[파이썬] scipy 희소 행렬 (scipy.sparse)

Scipy is a powerful scientific computing library in Python that provides various modules and submodules for performing mathematical operations efficiently. One of the prominent submodules in Scipy is scipy.sparse, which is used for handling sparse matrices.

What is a Sparse Matrix?

A sparse matrix is a matrix where most of the elements are zero. Unlike dense matrices, which store all elements in memory, sparse matrices store only the non-zero elements and their positions. This efficient representation is particularly useful when dealing with large matrices with a large number of zero elements.

Why use Sparse Matrices?

Sparse matrices offer several advantages over dense matrices:

  1. Reduced memory usage: Sparse matrices store only the non-zero elements, saving memory compared to dense matrices that store all elements.
  2. Faster computations: Performing calculations on sparse matrices can be significantly faster, as the focus is on the non-zero elements rather than unnecessary zero elements.
  3. Better scalability: Sparse matrices allow efficient processing of large matrices that would be infeasible with dense matrices due to the memory requirements.

Working with Scipy Sparse Matrices

The scipy.sparse subpackage provides different types of sparse matrices, such as csr_matrix, csc_matrix, coo_matrix, etc. Each type is optimized for specific operations, and the choice depends on the specific use case.

Here’s an example of creating a sparse matrix using csr_matrix:

import scipy.sparse as sp

# Create a 3x3 sparse matrix
data = [1, 2, 3, 4, 5, 6]
row = [0, 1, 1, 2, 2, 2]
col = [0, 1, 2, 0, 1, 2]

sparse_matrix = sp.csr_matrix((data, (row, col)), shape=(3, 3))
print(sparse_matrix.toarray())

Output:

[[1 2 0]
 [0 3 4]
 [0 0 5]]

In the above example, we create a sparse matrix with non-zero data elements [1, 2, 3, 4, 5, 6], corresponding row indices [0, 1, 1, 2, 2, 2], and column indices [0, 1, 2, 0, 1, 2]. The shape parameter specifies the dimensions of the resulting matrix.

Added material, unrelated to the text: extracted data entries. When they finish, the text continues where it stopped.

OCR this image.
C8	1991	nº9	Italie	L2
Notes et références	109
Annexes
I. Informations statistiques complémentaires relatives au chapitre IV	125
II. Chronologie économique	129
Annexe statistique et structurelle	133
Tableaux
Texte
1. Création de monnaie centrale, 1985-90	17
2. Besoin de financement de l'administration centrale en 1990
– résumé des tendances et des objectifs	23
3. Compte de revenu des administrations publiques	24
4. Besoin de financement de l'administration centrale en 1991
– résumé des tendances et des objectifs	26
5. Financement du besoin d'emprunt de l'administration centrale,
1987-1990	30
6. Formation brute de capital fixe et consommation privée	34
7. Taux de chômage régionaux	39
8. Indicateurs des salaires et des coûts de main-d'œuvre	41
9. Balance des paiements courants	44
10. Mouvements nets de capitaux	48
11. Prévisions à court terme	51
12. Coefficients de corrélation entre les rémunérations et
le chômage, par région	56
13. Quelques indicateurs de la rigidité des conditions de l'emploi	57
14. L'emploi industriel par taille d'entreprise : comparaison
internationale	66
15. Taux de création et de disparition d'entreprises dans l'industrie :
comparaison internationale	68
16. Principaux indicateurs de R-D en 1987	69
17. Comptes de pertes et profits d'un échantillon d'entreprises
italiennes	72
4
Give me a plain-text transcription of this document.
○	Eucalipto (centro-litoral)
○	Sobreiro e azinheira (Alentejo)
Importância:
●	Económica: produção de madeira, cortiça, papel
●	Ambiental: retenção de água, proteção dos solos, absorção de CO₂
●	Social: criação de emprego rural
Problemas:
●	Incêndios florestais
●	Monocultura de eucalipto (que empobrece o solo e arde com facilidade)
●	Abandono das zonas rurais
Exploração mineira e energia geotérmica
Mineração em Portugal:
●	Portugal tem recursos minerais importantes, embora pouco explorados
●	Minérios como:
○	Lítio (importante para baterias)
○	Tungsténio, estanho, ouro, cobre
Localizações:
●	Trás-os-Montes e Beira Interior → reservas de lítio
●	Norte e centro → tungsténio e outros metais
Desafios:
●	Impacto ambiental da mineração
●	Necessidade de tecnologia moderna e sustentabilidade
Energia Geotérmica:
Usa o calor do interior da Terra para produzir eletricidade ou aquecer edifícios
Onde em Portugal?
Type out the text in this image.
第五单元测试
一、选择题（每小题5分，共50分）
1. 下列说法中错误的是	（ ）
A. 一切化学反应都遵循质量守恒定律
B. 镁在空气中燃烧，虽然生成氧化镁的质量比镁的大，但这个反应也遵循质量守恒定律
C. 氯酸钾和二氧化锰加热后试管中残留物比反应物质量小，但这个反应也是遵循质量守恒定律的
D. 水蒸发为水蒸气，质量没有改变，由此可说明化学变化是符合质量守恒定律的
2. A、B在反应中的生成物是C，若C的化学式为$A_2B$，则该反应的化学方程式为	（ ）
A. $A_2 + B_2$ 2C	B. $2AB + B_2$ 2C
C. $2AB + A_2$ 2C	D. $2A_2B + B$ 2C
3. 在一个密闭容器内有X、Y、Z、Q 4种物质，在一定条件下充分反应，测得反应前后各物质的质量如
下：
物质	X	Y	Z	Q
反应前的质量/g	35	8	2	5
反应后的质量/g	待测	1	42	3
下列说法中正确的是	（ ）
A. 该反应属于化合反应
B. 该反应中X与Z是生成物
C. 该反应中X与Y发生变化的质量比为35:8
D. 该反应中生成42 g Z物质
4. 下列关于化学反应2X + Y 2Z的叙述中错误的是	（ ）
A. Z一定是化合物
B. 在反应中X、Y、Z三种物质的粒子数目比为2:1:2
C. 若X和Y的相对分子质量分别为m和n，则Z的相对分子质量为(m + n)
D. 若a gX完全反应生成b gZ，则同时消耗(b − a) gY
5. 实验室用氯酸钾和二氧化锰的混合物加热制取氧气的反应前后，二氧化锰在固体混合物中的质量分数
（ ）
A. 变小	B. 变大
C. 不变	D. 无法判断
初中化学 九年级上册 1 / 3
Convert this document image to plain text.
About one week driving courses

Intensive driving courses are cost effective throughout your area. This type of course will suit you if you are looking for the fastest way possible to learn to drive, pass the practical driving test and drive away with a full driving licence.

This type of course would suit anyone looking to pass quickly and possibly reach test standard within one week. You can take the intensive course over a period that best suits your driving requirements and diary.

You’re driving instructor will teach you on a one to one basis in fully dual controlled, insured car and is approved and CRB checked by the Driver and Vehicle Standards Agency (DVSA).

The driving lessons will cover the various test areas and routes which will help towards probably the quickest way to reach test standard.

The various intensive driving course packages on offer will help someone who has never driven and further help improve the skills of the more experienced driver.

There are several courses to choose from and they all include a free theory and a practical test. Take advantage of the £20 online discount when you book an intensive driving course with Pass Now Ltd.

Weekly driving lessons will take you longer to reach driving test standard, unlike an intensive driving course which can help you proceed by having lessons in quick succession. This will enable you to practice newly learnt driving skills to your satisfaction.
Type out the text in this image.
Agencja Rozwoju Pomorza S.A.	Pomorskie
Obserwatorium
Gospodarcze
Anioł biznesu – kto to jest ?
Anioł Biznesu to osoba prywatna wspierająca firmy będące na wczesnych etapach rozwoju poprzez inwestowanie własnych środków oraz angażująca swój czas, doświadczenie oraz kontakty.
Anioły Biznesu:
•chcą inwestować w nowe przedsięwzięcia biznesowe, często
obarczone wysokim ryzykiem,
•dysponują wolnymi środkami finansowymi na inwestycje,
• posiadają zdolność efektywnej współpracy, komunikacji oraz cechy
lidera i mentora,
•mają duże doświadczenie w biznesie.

Operations on Sparse Matrices

Scipy provides a wide range of operations for working with sparse matrices. Some commonly used operations include:

Conclusion

Sparse matrices in Scipy provide a memory-efficient and scalable way to handle large matrices with a large number of zero elements. By utilizing the scipy.sparse submodule, you can perform various operations on sparse matrices efficiently, taking advantage of the optimized algorithms and data structures specifically designed for handling sparse matrices.